Pressured by rising bond yields and a perceived lessening in geopolitical risks, gold prices have fallen sharply in recent days after they scaled six-year highs last week.

But Citibank’s commodity research team is confident the recent slide isn't the start of a longer-lasting trend, telling clients that prices could soar as high as $US2,000 per ounce within the next couple of years.

“We now expect spot gold prices to trade stronger for longer, possibly breaching $US2,000 per ounce and posting new cyclical highs at some point in the next year or two,” Citi said in a note released this week.

“Lower for longer nominal and real interest rates, escalating global recession risks - exacerbated by US-China trade tensions - heightened geopolitical rifts amid rich equity and credit market valuations, coupled with strong central bank and investor buying activity, are all combining to buttress a bullish gold market environment.”

Citi’s base case scenario – deemed by the bank as a 60 per cent probability – is for the gold price to finish 2019 at $US1,417 per ounce before lifting to $US1,675 by the end of 2020. Longer term, it forecasts that prices will eventually lift to $US1,850 by 2022.

As for the risks to its updated forecasts, Citi deems they’re to the upside with its "bull case" scenario – seen as a 30 per cent probability – looking for the gold price to lift to $US2,000 in 2021 and $US2,150 in 2022.

“We find it reasonable to consider an increasing probability that bullion markets can re-test the 2011-2013 nominal price peaks and trade to $US1,800-$US2,000 per ounce by 2021/22 on the back of a US business cycle turn towards slower growth/recession on top of election uncertainty,” Citi said.

Bart Melek, head of commodity strategy at TD Securities, is also bullish on the outlook for gold prices, telling clients this week that further weakness should be regarded as a buying opportunity.

“In our view, no matter what central banks do over the next several months, the global economy will slide lower due to weaker trade activity in the aftermath of the US-China trade war,” Mr Melek said.

“Germany is showing weakness due to trade, China is continuing to disappoint and there are signs the US is also slowing.

“Given these facts on the ground and the fact that monetary policy is not very productive, the projected declines in gold should be seen as a buying opportunity, as central banks will need to be aggressive in their monetary action to avert a sharp decline in global activity next year.”
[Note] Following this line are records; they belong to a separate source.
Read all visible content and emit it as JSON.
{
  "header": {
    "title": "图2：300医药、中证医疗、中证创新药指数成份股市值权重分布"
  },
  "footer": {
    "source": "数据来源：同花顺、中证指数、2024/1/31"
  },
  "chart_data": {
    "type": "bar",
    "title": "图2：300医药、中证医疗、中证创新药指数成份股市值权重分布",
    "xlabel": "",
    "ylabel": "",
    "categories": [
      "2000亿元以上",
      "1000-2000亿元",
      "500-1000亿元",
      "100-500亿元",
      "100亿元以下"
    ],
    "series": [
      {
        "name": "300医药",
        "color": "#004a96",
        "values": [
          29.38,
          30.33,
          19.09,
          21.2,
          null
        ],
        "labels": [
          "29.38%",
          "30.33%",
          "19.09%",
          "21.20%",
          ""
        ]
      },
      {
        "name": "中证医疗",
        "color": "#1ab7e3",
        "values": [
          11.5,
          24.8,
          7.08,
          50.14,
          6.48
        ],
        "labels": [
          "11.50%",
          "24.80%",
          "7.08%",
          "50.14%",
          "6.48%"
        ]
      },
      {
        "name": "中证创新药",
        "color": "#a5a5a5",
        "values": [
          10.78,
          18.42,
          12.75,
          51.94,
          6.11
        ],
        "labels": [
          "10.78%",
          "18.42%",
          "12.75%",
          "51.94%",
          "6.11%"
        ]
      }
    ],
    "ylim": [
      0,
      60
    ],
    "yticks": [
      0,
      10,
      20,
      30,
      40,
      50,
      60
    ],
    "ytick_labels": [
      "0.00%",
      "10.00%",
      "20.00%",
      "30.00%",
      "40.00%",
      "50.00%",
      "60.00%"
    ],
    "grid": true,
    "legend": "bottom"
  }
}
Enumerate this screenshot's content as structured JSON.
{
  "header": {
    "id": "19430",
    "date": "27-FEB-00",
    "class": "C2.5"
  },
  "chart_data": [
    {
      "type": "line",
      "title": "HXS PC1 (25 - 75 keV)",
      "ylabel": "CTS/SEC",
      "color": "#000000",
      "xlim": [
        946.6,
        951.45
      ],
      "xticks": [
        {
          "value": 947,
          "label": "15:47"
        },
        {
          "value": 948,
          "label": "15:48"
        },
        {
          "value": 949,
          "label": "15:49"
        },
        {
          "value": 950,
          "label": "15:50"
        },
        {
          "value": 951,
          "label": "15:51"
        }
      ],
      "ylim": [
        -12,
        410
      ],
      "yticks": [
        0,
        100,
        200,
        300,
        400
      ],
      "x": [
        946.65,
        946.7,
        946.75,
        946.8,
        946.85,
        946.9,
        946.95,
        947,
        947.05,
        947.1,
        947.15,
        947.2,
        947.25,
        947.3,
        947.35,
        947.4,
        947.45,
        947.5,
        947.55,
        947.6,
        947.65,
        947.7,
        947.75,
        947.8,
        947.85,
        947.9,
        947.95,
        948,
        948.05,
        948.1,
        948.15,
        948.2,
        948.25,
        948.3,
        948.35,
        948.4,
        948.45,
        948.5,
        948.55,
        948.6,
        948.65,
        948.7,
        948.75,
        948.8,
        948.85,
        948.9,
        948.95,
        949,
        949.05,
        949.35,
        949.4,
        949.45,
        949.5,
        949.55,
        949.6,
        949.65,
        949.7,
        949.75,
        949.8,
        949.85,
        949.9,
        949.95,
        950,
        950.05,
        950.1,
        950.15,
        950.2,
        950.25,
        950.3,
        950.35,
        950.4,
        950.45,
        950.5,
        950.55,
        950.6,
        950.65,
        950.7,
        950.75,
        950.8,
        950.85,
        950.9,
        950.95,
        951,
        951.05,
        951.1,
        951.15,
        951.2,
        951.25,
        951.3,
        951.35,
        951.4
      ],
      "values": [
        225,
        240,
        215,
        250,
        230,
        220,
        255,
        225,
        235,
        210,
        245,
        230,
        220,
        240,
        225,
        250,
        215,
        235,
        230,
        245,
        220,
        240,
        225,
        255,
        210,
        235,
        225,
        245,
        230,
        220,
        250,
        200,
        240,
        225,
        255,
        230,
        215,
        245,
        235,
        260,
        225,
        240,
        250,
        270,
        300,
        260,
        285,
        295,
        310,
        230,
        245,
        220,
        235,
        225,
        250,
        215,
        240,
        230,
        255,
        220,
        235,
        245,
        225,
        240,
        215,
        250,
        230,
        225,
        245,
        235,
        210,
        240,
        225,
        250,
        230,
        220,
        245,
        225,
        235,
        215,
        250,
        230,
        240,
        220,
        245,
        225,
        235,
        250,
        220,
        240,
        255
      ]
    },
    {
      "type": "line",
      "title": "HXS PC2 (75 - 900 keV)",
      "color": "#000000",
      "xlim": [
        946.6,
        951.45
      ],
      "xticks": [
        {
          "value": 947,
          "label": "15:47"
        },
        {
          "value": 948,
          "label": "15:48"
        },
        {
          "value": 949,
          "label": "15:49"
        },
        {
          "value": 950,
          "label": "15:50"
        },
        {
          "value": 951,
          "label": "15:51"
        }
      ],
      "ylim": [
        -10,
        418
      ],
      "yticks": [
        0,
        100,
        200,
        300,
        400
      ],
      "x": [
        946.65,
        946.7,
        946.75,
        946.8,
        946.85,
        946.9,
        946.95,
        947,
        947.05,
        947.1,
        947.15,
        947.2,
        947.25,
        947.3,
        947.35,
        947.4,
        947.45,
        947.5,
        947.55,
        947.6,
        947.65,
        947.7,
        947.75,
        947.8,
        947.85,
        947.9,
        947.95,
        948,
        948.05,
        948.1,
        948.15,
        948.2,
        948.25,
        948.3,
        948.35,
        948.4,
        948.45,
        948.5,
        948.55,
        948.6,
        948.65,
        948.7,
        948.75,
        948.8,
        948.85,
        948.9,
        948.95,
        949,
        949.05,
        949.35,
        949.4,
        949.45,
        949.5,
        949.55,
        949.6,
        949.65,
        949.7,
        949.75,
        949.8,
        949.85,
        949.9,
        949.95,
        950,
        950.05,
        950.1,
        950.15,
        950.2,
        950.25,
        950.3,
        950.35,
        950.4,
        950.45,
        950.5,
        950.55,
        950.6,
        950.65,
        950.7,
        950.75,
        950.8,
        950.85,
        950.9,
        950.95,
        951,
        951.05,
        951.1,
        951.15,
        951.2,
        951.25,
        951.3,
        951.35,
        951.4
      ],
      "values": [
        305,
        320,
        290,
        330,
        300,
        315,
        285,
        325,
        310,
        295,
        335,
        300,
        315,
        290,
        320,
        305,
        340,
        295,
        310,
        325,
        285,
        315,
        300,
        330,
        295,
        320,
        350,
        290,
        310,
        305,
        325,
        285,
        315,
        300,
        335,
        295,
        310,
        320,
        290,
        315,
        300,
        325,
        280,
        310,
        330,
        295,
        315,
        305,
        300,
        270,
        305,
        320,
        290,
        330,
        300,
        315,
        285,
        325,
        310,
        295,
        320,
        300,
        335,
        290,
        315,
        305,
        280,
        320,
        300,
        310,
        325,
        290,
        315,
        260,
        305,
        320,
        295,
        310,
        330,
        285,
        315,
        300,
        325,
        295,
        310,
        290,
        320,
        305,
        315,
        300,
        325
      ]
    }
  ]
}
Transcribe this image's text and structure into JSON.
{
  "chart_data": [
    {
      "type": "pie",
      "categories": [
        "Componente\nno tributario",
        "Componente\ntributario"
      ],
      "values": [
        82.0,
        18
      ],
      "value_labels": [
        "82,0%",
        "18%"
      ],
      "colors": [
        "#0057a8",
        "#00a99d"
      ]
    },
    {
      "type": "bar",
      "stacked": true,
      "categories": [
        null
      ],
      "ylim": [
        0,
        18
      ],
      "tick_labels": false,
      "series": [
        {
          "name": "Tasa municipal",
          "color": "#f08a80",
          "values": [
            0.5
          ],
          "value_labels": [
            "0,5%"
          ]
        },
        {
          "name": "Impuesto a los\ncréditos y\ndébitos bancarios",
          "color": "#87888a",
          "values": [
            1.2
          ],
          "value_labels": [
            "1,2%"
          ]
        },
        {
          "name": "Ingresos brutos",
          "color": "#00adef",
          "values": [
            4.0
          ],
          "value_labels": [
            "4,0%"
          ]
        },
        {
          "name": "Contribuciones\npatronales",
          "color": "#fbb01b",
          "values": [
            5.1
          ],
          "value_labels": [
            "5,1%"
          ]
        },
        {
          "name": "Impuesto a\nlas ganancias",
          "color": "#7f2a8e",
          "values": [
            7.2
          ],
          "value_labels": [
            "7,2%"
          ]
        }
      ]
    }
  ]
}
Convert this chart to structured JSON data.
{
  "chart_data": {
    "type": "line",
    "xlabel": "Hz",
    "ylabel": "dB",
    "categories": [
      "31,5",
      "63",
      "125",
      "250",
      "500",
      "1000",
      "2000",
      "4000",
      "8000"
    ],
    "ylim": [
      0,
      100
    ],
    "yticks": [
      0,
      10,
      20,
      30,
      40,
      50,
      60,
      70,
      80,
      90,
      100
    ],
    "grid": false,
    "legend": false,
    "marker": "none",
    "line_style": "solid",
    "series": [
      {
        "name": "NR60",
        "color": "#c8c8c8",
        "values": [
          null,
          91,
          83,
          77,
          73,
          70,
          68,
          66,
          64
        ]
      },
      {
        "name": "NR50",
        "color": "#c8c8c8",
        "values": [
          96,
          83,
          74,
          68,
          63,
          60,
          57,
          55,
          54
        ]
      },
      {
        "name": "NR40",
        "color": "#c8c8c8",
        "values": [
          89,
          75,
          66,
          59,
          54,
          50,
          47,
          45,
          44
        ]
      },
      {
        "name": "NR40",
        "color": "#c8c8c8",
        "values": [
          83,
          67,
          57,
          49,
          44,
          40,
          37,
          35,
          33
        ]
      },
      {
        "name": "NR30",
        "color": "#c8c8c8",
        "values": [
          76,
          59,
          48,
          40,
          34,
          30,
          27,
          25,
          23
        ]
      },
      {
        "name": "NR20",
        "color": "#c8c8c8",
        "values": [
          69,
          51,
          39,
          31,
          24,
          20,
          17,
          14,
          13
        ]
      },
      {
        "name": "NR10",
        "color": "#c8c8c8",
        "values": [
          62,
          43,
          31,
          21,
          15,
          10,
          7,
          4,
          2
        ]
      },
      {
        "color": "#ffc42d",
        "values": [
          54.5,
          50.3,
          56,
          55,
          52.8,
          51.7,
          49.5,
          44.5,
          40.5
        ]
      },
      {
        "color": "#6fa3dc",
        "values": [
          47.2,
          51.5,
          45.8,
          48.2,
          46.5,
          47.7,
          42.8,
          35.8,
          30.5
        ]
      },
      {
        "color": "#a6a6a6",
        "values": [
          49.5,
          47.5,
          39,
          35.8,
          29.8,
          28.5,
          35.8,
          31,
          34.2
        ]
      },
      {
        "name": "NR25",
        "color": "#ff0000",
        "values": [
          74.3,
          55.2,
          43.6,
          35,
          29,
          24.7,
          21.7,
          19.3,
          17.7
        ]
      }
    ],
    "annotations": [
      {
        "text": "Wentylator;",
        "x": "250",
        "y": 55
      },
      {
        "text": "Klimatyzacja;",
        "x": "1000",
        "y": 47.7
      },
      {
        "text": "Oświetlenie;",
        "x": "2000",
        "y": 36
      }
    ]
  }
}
Mr Melek believes the gold price is likely to test technical support between $US1,450 to $US1,480 ahead of the US Federal Reserve’s interest rate decision on September 18.

TD Securities is forecasting that gold prices will rebound to $US1,525 in the December quarter before lifting to $US1650 by the end of 2020.

The spot gold price was trading around $US1,490 per ounce on Wednesday, extending the slide from the six-year high of $US1557 per ounce set early last week to over 4 per cent.

Combined with a small rebound in the Aussie dollar, the slide in bullion prices has seen the S&P/ASX All Ordinaries gold index tumble by over 16 per cent from the record peak hit on August 12.